Das wollte ich mich aber nicht mehr fragen. Ich trete zurück aus der Welt des Smartphones zurück. Kein neues Smartphone, mich zu knechten. Ich kann ja auch nur wochenends rauchen. Ich schaffe es, auf Kaffee zu verzichten und halte mich auch beim Essen ganz nach Heinz Strunk: Es schmeckt wirklich nichts so gut, wie Dünnheit sich anfühlt. Mein neuer Begleiter wird gerne »Entwicklungsland«-Handy geschimpft. Er kostet vertragsfrei 25 Euro, hat Tasten, einen Musikplayer und eine Taschenlampe, aber keinen Touchscreen, keine Kamera, kein GPS und keine Internetfunktion.

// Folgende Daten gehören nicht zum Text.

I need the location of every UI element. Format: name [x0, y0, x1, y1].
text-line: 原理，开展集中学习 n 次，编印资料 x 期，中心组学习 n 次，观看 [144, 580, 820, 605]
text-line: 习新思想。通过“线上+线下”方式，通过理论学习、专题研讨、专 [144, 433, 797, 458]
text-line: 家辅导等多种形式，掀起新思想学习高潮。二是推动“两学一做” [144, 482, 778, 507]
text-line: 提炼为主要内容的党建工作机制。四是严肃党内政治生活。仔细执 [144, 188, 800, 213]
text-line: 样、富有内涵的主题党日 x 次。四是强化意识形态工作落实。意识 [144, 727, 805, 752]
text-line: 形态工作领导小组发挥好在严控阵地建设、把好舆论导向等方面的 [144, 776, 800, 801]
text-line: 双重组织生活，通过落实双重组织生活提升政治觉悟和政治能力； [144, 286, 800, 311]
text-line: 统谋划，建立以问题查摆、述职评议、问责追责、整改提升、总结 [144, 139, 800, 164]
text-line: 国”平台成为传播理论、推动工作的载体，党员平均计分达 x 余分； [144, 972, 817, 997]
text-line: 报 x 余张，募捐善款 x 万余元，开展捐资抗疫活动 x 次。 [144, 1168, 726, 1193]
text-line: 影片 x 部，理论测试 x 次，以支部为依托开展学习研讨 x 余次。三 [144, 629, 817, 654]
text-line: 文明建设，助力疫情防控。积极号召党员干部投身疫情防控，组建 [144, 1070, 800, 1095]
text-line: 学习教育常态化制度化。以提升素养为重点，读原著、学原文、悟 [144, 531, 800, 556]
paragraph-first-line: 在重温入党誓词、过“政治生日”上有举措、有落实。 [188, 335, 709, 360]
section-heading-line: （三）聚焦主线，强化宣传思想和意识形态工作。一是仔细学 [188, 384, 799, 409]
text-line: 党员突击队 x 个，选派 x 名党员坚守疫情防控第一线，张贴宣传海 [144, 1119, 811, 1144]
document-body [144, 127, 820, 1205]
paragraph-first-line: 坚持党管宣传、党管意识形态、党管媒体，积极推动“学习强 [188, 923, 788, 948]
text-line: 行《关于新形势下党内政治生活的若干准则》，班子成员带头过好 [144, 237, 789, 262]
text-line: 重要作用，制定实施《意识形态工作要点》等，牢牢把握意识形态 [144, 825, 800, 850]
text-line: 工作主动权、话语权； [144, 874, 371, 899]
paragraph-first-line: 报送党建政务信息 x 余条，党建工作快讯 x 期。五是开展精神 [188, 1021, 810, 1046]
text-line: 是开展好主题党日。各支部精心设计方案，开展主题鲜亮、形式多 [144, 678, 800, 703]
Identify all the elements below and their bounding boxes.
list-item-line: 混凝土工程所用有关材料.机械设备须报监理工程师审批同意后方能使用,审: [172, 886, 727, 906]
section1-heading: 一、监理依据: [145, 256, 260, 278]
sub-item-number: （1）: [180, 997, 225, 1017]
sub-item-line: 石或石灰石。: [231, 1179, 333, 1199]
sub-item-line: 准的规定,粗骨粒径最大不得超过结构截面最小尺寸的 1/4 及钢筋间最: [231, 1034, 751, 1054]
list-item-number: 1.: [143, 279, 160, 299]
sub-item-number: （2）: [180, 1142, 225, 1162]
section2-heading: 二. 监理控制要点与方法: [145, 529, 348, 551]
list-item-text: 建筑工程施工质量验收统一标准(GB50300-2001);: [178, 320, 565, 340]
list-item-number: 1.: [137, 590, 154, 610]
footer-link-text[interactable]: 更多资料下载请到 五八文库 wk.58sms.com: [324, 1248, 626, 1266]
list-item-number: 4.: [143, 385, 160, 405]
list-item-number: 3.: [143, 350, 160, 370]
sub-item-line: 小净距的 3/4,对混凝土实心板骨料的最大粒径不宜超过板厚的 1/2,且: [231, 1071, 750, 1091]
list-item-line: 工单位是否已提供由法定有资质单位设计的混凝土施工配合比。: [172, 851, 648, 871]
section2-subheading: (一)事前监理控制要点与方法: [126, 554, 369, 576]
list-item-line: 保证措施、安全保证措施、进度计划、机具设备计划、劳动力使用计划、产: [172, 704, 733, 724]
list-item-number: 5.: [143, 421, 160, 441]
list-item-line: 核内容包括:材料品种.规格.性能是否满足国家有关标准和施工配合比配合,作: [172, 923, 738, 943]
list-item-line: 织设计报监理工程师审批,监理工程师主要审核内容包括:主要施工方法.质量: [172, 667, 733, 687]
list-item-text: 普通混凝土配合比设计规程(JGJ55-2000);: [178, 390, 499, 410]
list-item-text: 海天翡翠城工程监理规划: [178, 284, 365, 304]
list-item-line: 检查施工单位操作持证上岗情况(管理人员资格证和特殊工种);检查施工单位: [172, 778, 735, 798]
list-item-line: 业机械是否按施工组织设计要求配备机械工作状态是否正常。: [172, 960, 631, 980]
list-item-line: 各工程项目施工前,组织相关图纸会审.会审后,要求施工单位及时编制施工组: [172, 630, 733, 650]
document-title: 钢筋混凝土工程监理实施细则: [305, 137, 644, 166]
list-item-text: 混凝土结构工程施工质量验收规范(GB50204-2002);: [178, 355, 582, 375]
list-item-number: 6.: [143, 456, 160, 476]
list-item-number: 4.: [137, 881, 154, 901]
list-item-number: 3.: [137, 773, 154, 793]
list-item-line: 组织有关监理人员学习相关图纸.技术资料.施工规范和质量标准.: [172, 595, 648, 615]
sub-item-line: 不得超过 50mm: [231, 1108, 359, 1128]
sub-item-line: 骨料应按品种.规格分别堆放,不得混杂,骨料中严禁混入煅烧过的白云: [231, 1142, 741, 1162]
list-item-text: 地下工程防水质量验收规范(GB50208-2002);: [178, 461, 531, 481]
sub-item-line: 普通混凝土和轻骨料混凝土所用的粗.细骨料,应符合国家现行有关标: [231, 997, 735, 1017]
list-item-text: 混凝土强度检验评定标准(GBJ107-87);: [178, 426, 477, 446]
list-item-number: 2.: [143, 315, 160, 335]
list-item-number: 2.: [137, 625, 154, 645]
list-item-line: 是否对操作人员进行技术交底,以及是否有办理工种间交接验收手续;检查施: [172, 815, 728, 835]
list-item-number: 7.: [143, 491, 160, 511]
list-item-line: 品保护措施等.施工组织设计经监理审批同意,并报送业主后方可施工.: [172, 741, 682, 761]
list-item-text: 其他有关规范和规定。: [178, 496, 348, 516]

Zwei Wochen sind vorbei. Ich bin noch lange nicht geheilt. Ich kommuniziere weiterhin viel, ich habe nicht aufgehört zu arbeiten, aber ich habe noch kein Projekt verloren, weil ich seltener Emails lesen kann. Ich arbeite ganz im Gegenteil unmittelbarer und konzentrierter. Ich chatte nicht mehr per SMS. Ich schreibe eine Nachricht mit Inhalt, nicht mehrere mit einzelnen Worten. Und ich schreibe weniger. Kein WhatsApp, kein Facebook-Messenger. Manche meiner Kanäle sind einfach versiegt. Ich bekomme noch immer alles mit, sehe lachende Eulen aber ein paar Stunden später. Ich greife wieder öfter zusätzlich zu Zeitungen und Magazinen. Wenn ich auf Reisen bin, lese ich richtige Bücher anstatt Facebook. Wenn ich einen Weg nicht kenne, recherchiere ich am Abend davor den Fußweg sowie die Verbindung mit dem öffentlichen Verkehr und schreibe beides in ein Notizbuch. Und ich muss meine Aufzeichnungen selbst bei vier Ortswechseln an einem Tag kein einziges Mal aus der Tasche holen, weil ich mir alles merke. Ich bin entspannter als früher, weil mir mein GPS mit der Abweichungsgefahr von einigen Metern nicht Sicherheit und Orientierungssinn nehmen. Und wenn ich mich nicht auskenne, lasse ich mich von Menschen beraten. Von richtigen, nicht von denen, die in irgendeinem Forum irgendwann irgendwelche Tipps gegeben haben.
Und ich genieße. Zum Beispiel diesen Blick in die Ferne, die Symetrie der Bäume, die friedliche Stimmung auf dieser Allee. Ich genieße Momente meines Lebens, ganz ohne sie fotografieren zu müssen. Ich speichere sie einfach auf meiner eigenen Festplatte ab. Und ich sitze im Zug, der mich nach Hause in meine Stadt bringt. Mein Mobiltelefon hat vor zwei Tagen seine letzte bewusste Kollision mit einer Steckdose erlebt und ist noch immer aktiv. Ich ziehe es aus der Tasche. Nicht zur Unterhaltung in diesem gefühlten Moment der Langeweile — sondern nur für einen kurzen Augenblick, um die Uhrzeit festzustellen: 23:46 Uhr. Ich schau in das Abteil, die Menschen um mich herum starren auf ihre Screens. Auf Facebook, auf Nachrichtenwebsites, auf E-Mails — und wieder auf Facebook, auf Instagram, auf alles, was Smartphones eben smart macht.
Ich schreibe für sie alle diese Zeilen. Für diese Menschen, die in meiner noch immer völlig überkommunikativen Welt fast tot wirken. Tot — mehr oder weniger. So wie mein iPhone 5 seit Anfang des Winters. Und ich nehme wahr, dass ich viel lebendiger bin als sie. Und dann klappe ich meinen Laptop zu. Und frage mich, was sie seit der Abfahrt vom Bahnhof über mich gedacht haben. Über diesen Mitreisenden, der zweieinhalb Stunden vertieft in seinen Laptop war. Einer wie wir, werden sie sich gedacht haben. Auch nur einer wie wir.
Ja eh, antworte ich ihnen. Aber immerhin kein Knecht des Smartphones mehr.